Today, most algorithms play a decision-support role, like Netflix suggesting you should watch this or Amazon suggesting you should buy this, but they will become increasingly autonomous, and they will be making more and more decisions for us.
So, for example, instead of Google maps suggesting a route for us, there’s going to be a driverless car that looks at the map and decides how we get from point A to point B. There will be algorithms that are completely automating investment decisions that are guiding our diagnostic decisions in hospitals and so on.
Easier to Correct Bias in Code Than in Humans
I don’t see an obvious end point where we say, “hey, let’s stop using algorithms,” because the value they offer is quite tremendous. Which of us wants to go back to an old world where anytime you want to watch something you ask a couple friends and your choice set is limited to only what they know? The value they provide is immense, but at the same time, they can go wrong.
But the flip side is that it’s much easier in the long run to fix and correct biases in algorithmic decisions than in human decisions. Correcting gender or race bias in humans is incredibly hard.
Once we have detected bias with an algorithm, we can put in checks and balances and avoid issues. So the focus should not be on running away from algorithms, but on recognizing that they are not infallible and making sure that, before they’re deployed — especially in socially consequential settings like recruiting, loan approvals, criminal sentencing or medicine — they’ve been subjected to certain checks and tested appropriately before being rolled out.
BRINK: In your book, you have this idea of a digital bill of rights for humans when interacting with these algorithms. Explain what lies behind it.
A Bill of Digital Rights
Mr. Hosanagar: We are in an era where large, powerful companies are rapidly rolling out advanced AI and algorithms and making many decisions that affect how we live and work. But it’s important to identify protections that ensure consumers are safeguarded from algorithmic decisions that go wrong. So I propose a bill of rights, which has four main pillars:
One is a right to a description of the kinds of data that are used to train the algorithms. And so we know, for example, that if there’s a resume-screening algorithm, did it actually look at our social media posts? It’s useful to know that.
The second one is the right to an explanation regarding the procedures or the logic behind the algorithm. And that could be as simple as saying, “hey, you applied for a loan, and your loan was rejected, and the most important reasons involve your employment status or your education.” Just knowing that is useful because then you know when biases creep in. For example, if the algorithm makes a decision, and one of the factors is gender or race or your zip code or your address, it’s useful to know that.
The third pillar I suggest is that user search should have some level of control on the way algorithms work and make decisions for them. Just having some basic feedback loop from the user to the algorithm is helpful.
Today, Facebook has a simple feature in its NewsFeed algorithm where users can flag a post and say, “this is offensive content” or “this is false news.” And if enough people complain, that triggers a human review or a more careful review. I advocate such a feedback loop.

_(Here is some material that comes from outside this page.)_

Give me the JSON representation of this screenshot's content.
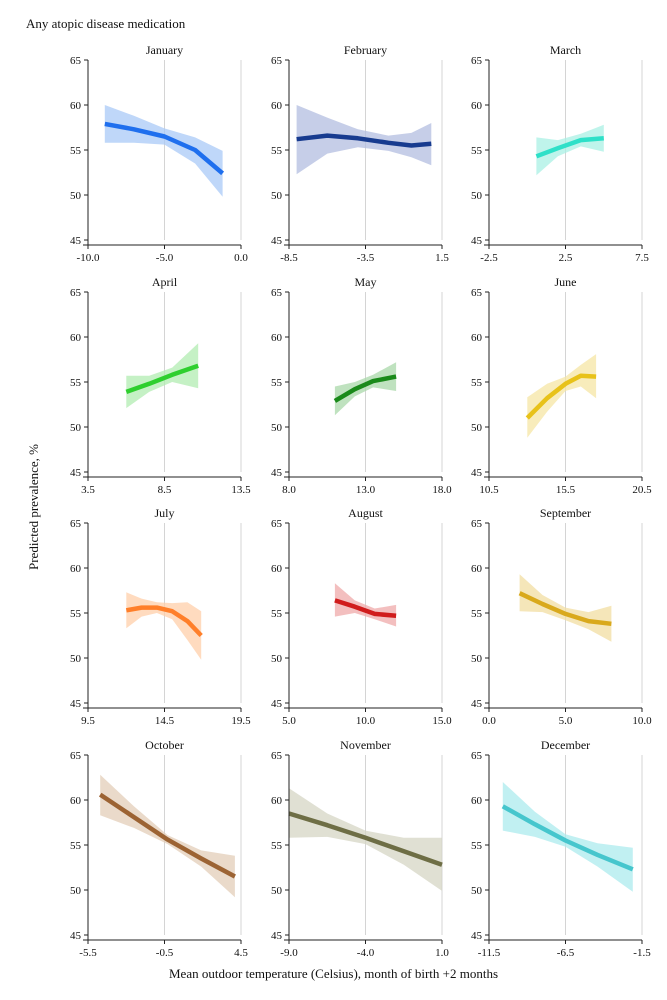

The last pillar is that when an algorithm is used for socially consequential decisions like recruiting, loan approval and so on, then there should be some formal audit process.
Most tech companies have no audit process at all. The engineer who develops the algorithm often tests it and then rolls it out. And that’s not enough in those kinds of settings. There has to be an audit process with either an independent team within the company or a third party auditor.